The benchmark exits with code 1 if any checker scores F1 < 0.5, making it suitable for CI gates.

v0.3.0 Results

Results on the built-in curated dataset (35 samples per checker, balanced positive/negative).

Checker Precision Recall F1 Accuracy FPR
security 100.0% 85.0% 91.9% 91.4% 0.0%
compliance 100.0% 66.7% 80.0% 83.3% 0.0%
hallucination 88.9% 100.0% 94.1% 93.3% 14.3%
bias 100.0% 100.0% 100.0% 100.0% 0.0%
toxicity 100.0% 66.7% 80.0% 83.3% 0.0%

All checkers have zero false positives on security, compliance, bias, and toxicity — benign content is never incorrectly blocked.
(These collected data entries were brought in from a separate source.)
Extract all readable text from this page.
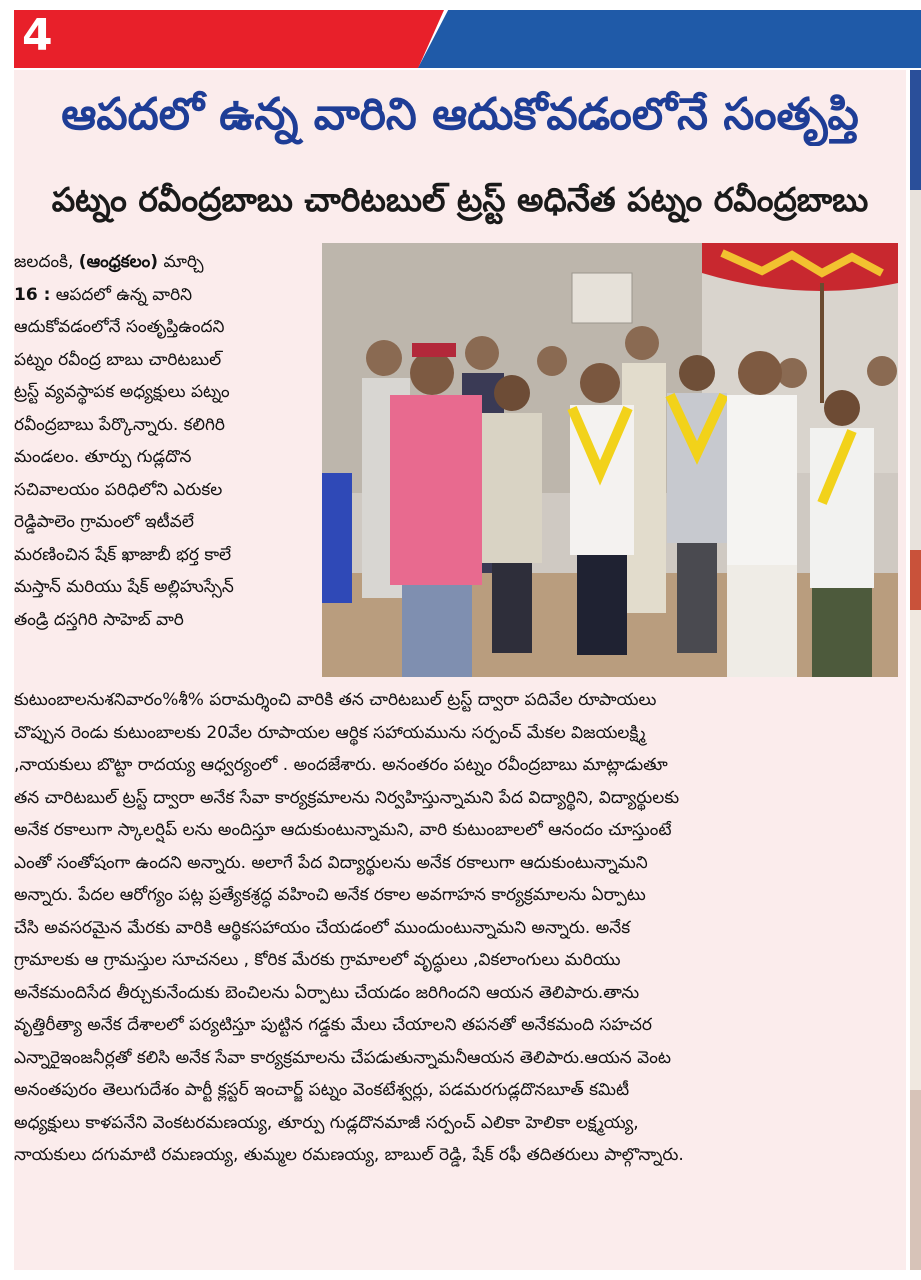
4
ఆపదలో ఉన్న వారిని ఆదుకోవడంలోనే సంతృప్తి
పట్నం రవీంద్రబాబు చారిటబుల్ ట్రస్ట్ అధినేత పట్నం రవీంద్రబాబు
జలదంకి, (ఆంధ్రకలం) మార్చి
16 : ఆపదలో ఉన్న వారిని
ఆదుకోవడంలోనే సంతృప్తిఉందని
పట్నం రవీంద్ర బాబు చారిటబుల్
ట్రస్ట్ వ్యవస్థాపక అధ్యక్షులు పట్నం
రవీంద్రబాబు పేర్కొన్నారు. కలిగిరి
మండలం. తూర్పు గుడ్లదొన
సచివాలయం పరిధిలోని ఎరుకల
రెడ్డిపాలెం గ్రామంలో ఇటీవలే
మరణించిన షేక్ ఖాజాబీ భర్త కాలే
మస్తాన్ మరియు షేక్ అల్లిహుస్సేన్
తండ్రి దస్తగిరి సాహెబ్ వారి
కుటుంబాలనుశనివారం%శీ% పరామర్శించి వారికి తన చారిటబుల్ ట్రస్ట్ ద్వారా పదివేల రూపాయలు
చొప్పున రెండు కుటుంబాలకు 20వేల రూపాయల ఆర్థిక సహాయమును సర్పంచ్ మేకల విజయలక్ష్మి
,నాయకులు బొట్టా రాదయ్య ఆధ్వర్యంలో . అందజేశారు. అనంతరం పట్నం రవీంద్రబాబు మాట్లాడుతూ
తన చారిటబుల్ ట్రస్ట్ ద్వారా అనేక సేవా కార్యక్రమాలను నిర్వహిస్తున్నామని పేద విద్యార్థిని, విద్యార్థులకు
అనేక రకాలుగా స్కాలర్షిప్ లను అందిస్తూ ఆదుకుంటున్నామని, వారి కుటుంబాలలో ఆనందం చూస్తుంటే
ఎంతో సంతోషంగా ఉందని అన్నారు. అలాగే పేద విద్యార్థులను అనేక రకాలుగా ఆదుకుంటున్నామని
అన్నారు. పేదల ఆరోగ్యం పట్ల ప్రత్యేకశ్రద్ధ వహించి అనేక రకాల అవగాహన కార్యక్రమాలను ఏర్పాటు
చేసి అవసరమైన మేరకు వారికి ఆర్థికసహాయం చేయడంలో ముందుంటున్నామని అన్నారు. అనేక
గ్రామాలకు ఆ గ్రామస్తుల సూచనలు , కోరిక మేరకు గ్రామాలలో వృద్ధులు ,వికలాంగులు మరియు
అనేకమందిసేద తీర్చుకునేందుకు బెంచిలను ఏర్పాటు చేయడం జరిగిందని ఆయన తెలిపారు.తాను
వృత్తిరీత్యా అనేక దేశాలలో పర్యటిస్తూ పుట్టిన గడ్డకు మేలు చేయాలని తపనతో అనేకమంది సహచర
ఎన్నారైఇంజనీర్లతో కలిసి అనేక సేవా కార్యక్రమాలను చేపడుతున్నామనీఆయన తెలిపారు.ఆయన వెంట
అనంతపురం తెలుగుదేశం పార్టీ క్లస్టర్ ఇంచార్జ్ పట్నం వెంకటేశ్వర్లు, పడమరగుడ్లదొనబూత్ కమిటీ
అధ్యక్షులు కాళపనేని వెంకటరమణయ్య, తూర్పు గుడ్లదొనమాజీ సర్పంచ్ ఎలికా హెలికా లక్ష్మయ్య,
నాయకులు దగుమాటి రమణయ్య, తుమ్మల రమణయ్య, బాబుల్ రెడ్డి, షేక్ రఫీ తదితరులు పాల్గొన్నారు.
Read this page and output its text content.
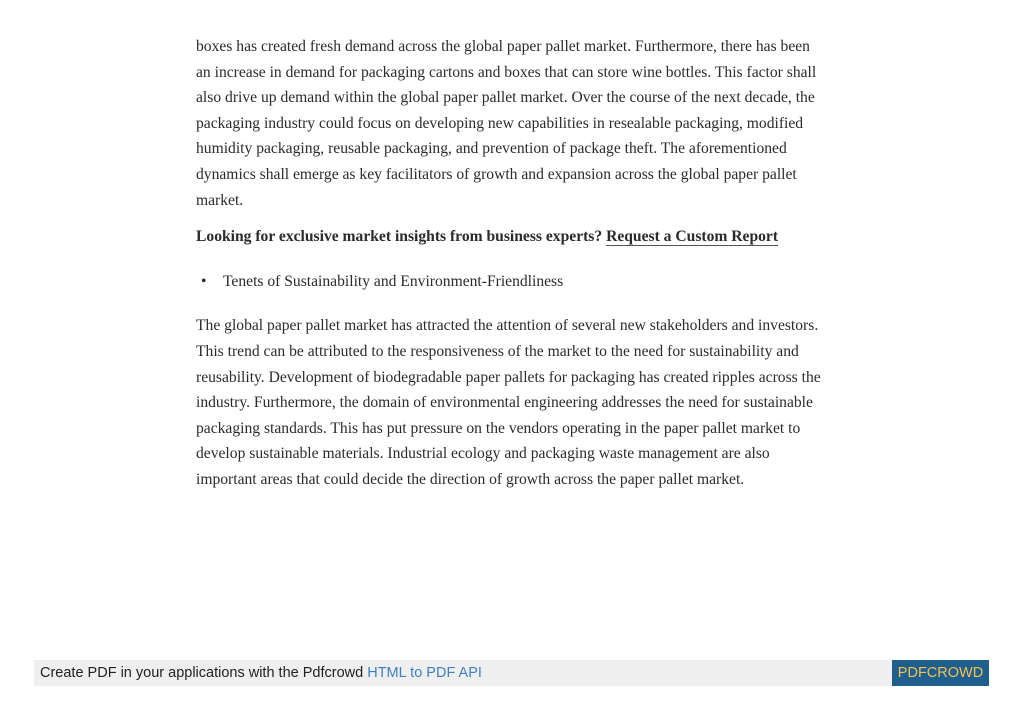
boxes has created fresh demand across the global paper pallet market. Furthermore, there has been an increase in demand for packaging cartons and boxes that can store wine bottles. This factor shall also drive up demand within the global paper pallet market. Over the course of the next decade, the packaging industry could focus on developing new capabilities in resealable packaging, modified humidity packaging, reusable packaging, and prevention of package theft. The aforementioned dynamics shall emerge as key facilitators of growth and expansion across the global paper pallet market.

Looking for exclusive market insights from business experts? Request a Custom Report

• Tenets of Sustainability and Environment-Friendliness

The global paper pallet market has attracted the attention of several new stakeholders and investors. This trend can be attributed to the responsiveness of the market to the need for sustainability and reusability. Development of biodegradable paper pallets for packaging has created ripples across the industry. Furthermore, the domain of environmental engineering addresses the need for sustainable packaging standards. This has put pressure on the vendors operating in the paper pallet market to develop sustainable materials. Industrial ecology and packaging waste management are also important areas that could decide the direction of growth across the paper pallet market.

Create PDF in your applications with the Pdfcrowd HTML to PDF API	PDFCROWD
The hallucination checker has a 14.3% FPR due to aggressive URL detection, which is configurable.

Dataset Details

Each checker is evaluated on a curated dataset of positive (should be flagged) and negative (should pass) samples:

Checker Samples Positives Negatives Focus
security 35 20 15 Prompt injection, jailbreaks, encoding attacks
compliance 30 15 15 PII (SSN, email, credit card, phone), prohibited content
hallucination 15 8 7 Fabricated URLs, citations, overconfident claims
bias 20 10 10 Gender, racial, age, religious, socioeconomic bias
toxicity 30 15 15 Threats, hate speech, insults, profanity

Metric Definitions

  • Precision — of all flagged samples, what fraction were correctly flagged
  • Recall — of all samples that should be flagged, what fraction were caught
  • F1 — harmonic mean of precision and recall
  • Accuracy — overall correct classifications
  • FPR — false positive rate (benign content incorrectly flagged)

Reproducing Results

from airiskguard.benchmark import run_benchmark_sync

result = run_benchmark_sync()
result.print_table()

# Or save to JSON
import json
with open("benchmark_results.json", "w") as f:
    f.write(result.to_json())

CI Integration

Add to your CI pipeline to catch regressions:

# GitHub Actions example
- name: Run airiskguard benchmark
  run: airiskguard-benchmark --format json --output benchmark_results.json

The command exits with code 1 if any checker drops below F1 = 0.5.